— Я тебе скоро позвоню, — пообещала она.
Я долго смотрел ей вслед. Потом она исчезла в метро.
Надо иногда доверять людям, убеждал я себя. Не надо думать, что весь мир хочет тебя поиметь.
Так я думал в то время. Это было, как вы понимаете, до того, как я превратился в коллекционера тропических рыбок. В одного из тех коллекционеров, с которыми всегда случаются несчастья.
II
Прошло недели две, и в моих дверях показались полицейские. Если уж говорить совсем точно, сначала они не показались в дверях, а постучали в окно моего полуподвала. Кстати, я забыл сказать еще об одном полуподвальном минусе. Если вы живете в полуподвале, то может случиться и такое: вы поднимаете глаза от тостера, в котором пытаетесь подрумянить рогалики, к окну и видите между мусорными баками полицейского. И он колотит в ваше окно своей дубиной. А дубина у него такого размера, что подрасти она совсем немного, и ей можно будет играть в бейсбол. Коп наклоняется, чтобы получше рассмотреть происходящее в квартире. К счастью, он видит только то, что вы возитесь с тостером. А что если бы он заглянул чуть пораньше и увидел, как вы занимаетесь самоудовлетворением или курите траву, или — боже упаси — что-то там пишете?
Я увидел, что полицейский, стоящий между мусорными баками, жестикулирует, требуя впустить его в дом. В ту эпоху моей жизни я не был параноиком, скрывать мне было совершенно нечего, так что я нажал на кнопку домофона и пустил копов — их оказалось двое — внутрь. Они потыкались с минутку в подъезде, потом я открыл дверь, и они вломились в квартиру — как раз в тот момент, когда из тостера выскочили два румяных рогалика. Мне это показалось хорошим знаком. Во-первых, впервые за несколько недель мой тостер не сжег все, что в него положили, и не наполнил комнату таким дымом, словно выбрали папу римского. Во-вторых, мне хоть кто-то нанес визит. Полицейские ко мне еще никогда не приходили, и я понятия не имел, что им было надо.
Двух копов и одного романиста, пребывающего в писательском ступоре, вполне достаточно, чтобы в маленькой полуподвальной квартире стало не повернуться. Аквариума у меня тогда не было, но все равно места было маловато.
Полицейские для начала удостоверились, что я и есть Уолтер Сноу, но к делу переходить не спешили.
— Отличная у тебя берлога, — сказал один. Он был тощий, с востроносым личиком топориком, и звали его, как выяснилось, Рот.
— Да, в Нью-Йорке не через каждое окно увидишь парашу, — сказал второй. Этот все время хихикал, имел здоровое пузо, и звали его Шелби.
— Каждый селится на своем уровне, — заключил Рот. Он-то не хихикал. И вообще, он вовсе не выглядел любителем похихихать.

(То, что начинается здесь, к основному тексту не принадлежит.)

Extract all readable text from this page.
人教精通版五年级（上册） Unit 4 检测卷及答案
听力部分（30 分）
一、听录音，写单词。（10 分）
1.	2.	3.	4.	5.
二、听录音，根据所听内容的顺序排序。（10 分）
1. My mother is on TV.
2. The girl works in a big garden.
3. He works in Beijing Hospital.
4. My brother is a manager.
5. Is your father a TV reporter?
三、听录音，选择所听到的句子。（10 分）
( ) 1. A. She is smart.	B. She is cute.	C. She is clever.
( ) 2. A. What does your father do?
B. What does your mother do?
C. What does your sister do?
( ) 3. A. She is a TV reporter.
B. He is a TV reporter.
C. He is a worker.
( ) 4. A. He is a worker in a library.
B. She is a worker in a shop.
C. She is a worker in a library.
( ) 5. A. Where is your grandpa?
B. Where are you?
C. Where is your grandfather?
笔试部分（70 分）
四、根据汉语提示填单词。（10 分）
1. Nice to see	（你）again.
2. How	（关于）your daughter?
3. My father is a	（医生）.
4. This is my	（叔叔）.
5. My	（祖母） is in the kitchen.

— Итак, чем я могу быть вам полезен, офицеры? — спросил я.
— «Чем могу быть полезен, офицеры…» — передразнил меня Шелби. — Отличный парень!
— Вопросы будем задавать мы, — отрезал Рот, скривив свой рот с презрением и отвращением одновременно.
Я был совсем сбит с толку. Я не мог ни вынуть рогалики из тостера, ни выкинуть копов из квартиры, ни понять, что они тут вообще делают. Я начал чувствовать себя немного Францем Кафкой — но вовремя вспомнил, что у меня писательский ступор.
— Чем вы зарабатываете на жизнь, мистер Сноу? — спросил Шелби.
Рот тем временем заглянул в мусорное ведро и появился обратно с новой ухмылкой презрения и отвращения. Мусорное ведро у меня, между прочим, было совершенно нормальное, если не считать того, что размером оно с небольшую кладовку.
— Я — романист.
— Романист? — переспросил Рот, озираясь вокруг с таким видом, словно видел огромную шикарную квартиру.
— Ну… — сказал я, — на самом деле я ничего не писал в последние семь лет…
Шелби покивал головой с умным видом и спросил:
— А отчего бы это, мистер Сноу?
— Хотел бы я сам знать, — ответил я с привычным унынием. — Похоже, что я уже не способен ничего написать.
— Какая досада, — сказал Рот.
— Погубить такой талант, — развил тему Шелби, странно улыбаясь.
— Вот и моя тетушка Беатриса мне то же самое всегда говорила, — согласился я.
— Она живет в Нью-Йорке? — спросил Шелби.
— Нет, — ответил я. — Она умерла.
— Какая досада, — сказал Рот.
Как я уже говорил, мне редко доводилось общаться с полицией, но все-таки мне показалось, что они допрашивают меня не совсем так, как это обычно делают с законопослушными гражданами, одним из которых я являлся. Я напрягал свои мозги, пытаясь понять, что же им все-таки надо.